Mais ce n’est pas ce qui dérange le public. Point de comédiens en tenue de théâtre dans un beau décor bourgeois ou mythique. Les comédiens portent des costumes d’animaux principalement de basse-cour. Et l’histoire se déroule principalement dans une ferme. Voilà de quoi dérouter les spectateurs. Les décors de plus sont gigantesques avec des objets qui ont trois fois leur taille normale sans compter les innombrables costumes. Cette langue si sophistiquée en alexandrin décontenance complètement. D’autant plus, que le langage est riche en jeux de mots et de sous-entendus. Le succès critique et public n’est pas au rendez-vous poussant au désarroi l’auteur. D’ailleurs après cette pièce, il ne montre plus de nouvelle création même s’il continue d’écrire. Une écriture qui lui procure autant de plaisir que de souffrance. « Chantecler » tombe peu à peu dans l’oubli de l’histoire du théâtre car trop difficile à monter de nos jours à cause du nombre de personnages, de la nature animal du récit, du langage et de la durée de 3h00.
Comme le dit si bien notre coq Chantecler : « Il ni a pas de rêves trop grand ». Une phrase que prend au pied de la lettre l’auteur Axel Sénéquier qui arrive à trouver le très juste équilibre entre l’histoire de la pièce et les extraits choisis.

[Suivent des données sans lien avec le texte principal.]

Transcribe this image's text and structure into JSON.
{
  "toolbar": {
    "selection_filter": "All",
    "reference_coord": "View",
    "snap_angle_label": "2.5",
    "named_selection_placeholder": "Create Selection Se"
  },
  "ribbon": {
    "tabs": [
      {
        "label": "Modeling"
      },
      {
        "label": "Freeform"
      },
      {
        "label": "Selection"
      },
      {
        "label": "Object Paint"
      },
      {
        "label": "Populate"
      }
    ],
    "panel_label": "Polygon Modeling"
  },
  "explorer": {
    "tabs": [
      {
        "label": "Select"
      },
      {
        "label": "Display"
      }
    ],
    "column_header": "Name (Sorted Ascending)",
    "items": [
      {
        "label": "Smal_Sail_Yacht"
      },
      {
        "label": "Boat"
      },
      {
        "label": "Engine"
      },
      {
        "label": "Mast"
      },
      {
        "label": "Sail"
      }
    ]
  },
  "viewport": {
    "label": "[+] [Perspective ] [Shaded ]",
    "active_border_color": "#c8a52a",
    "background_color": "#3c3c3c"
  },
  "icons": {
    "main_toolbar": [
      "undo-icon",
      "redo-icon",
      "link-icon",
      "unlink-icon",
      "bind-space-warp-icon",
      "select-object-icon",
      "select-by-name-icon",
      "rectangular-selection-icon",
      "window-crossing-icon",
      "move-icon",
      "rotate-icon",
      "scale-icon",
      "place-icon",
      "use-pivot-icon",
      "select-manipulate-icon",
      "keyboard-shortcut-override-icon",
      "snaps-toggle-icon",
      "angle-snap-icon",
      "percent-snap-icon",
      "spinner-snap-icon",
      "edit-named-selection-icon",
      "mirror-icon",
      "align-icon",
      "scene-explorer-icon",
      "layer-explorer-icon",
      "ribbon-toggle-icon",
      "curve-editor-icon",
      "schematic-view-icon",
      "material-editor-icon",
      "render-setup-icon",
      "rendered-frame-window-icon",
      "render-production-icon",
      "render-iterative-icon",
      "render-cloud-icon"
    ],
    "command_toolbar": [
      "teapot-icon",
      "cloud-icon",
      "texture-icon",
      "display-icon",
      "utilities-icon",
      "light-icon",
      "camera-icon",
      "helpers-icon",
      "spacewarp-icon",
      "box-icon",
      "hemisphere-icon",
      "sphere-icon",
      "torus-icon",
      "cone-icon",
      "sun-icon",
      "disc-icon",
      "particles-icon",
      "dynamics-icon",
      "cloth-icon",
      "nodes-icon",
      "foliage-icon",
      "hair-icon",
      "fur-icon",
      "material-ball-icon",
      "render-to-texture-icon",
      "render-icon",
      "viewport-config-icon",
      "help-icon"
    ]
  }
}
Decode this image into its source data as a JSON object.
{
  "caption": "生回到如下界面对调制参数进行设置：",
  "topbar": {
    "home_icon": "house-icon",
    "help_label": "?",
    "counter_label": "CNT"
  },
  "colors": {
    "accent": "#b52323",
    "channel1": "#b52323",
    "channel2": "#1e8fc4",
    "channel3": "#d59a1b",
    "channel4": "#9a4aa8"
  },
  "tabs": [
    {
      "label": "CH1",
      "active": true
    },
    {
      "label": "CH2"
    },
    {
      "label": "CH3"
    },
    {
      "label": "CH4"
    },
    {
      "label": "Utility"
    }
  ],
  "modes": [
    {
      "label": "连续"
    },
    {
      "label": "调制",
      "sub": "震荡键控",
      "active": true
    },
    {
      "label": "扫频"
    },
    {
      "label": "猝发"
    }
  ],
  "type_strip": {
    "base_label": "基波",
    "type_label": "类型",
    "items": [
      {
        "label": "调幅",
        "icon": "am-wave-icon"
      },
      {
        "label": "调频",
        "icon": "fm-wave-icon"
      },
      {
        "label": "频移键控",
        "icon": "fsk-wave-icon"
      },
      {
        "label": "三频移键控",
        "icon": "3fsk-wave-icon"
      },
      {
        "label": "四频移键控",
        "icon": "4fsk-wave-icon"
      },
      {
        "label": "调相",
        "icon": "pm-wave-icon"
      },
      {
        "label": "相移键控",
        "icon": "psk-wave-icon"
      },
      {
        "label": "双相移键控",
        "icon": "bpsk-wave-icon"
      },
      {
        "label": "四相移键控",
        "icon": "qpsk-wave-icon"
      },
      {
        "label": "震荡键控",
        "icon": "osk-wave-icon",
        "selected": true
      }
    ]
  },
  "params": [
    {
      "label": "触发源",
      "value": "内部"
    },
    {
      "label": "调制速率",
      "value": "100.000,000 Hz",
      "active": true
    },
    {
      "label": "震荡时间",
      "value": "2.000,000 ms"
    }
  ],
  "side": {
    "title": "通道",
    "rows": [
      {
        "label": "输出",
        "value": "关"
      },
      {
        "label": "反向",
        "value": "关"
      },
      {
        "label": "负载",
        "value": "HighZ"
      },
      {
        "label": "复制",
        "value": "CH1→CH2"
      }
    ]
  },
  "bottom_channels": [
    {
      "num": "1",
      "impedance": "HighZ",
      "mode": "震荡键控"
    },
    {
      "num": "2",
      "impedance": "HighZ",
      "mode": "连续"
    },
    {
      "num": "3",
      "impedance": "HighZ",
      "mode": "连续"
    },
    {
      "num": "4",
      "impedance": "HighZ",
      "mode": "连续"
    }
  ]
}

Une élégance dans l’écriture qui sert le rêve et l’espoir d’un auteur dont on ne retiendra de lui que Cyrano. Parler d’une œuvre méconnue au grand public est un défi de taille relevé avec brio par l’auteur mais surtout par l’interprète, seul en scène Henri Saint-Macary. Il devient à la fois ce jeune et dynamique directeur de compagnie de théâtre, Marco qui veut proposer son projet fou à ces partenaires de jeu. Et également les 129 personnages dont le fameux et séduisant Chantecler qu’il incarne avec fougue, force, audace et passion. D’un changement de tonalité, de position ou d’accessoire, il n’est plus comédien il est un autre : coq, poule, chien… Rien ne l’arrête et rien ne lui fait peur. Il nous emporte dans son monde et nous sommes tout à lui pendant plus d’1h00. Quand le spectacle se termine quoi de plus normal qu’un tonnerre d’applaudissement avec un public debout heureux ? On sort ravie, conquis, enrichit d’avoir passé un exceptionnel moment de théâtre comme il est bien rare d’en passer.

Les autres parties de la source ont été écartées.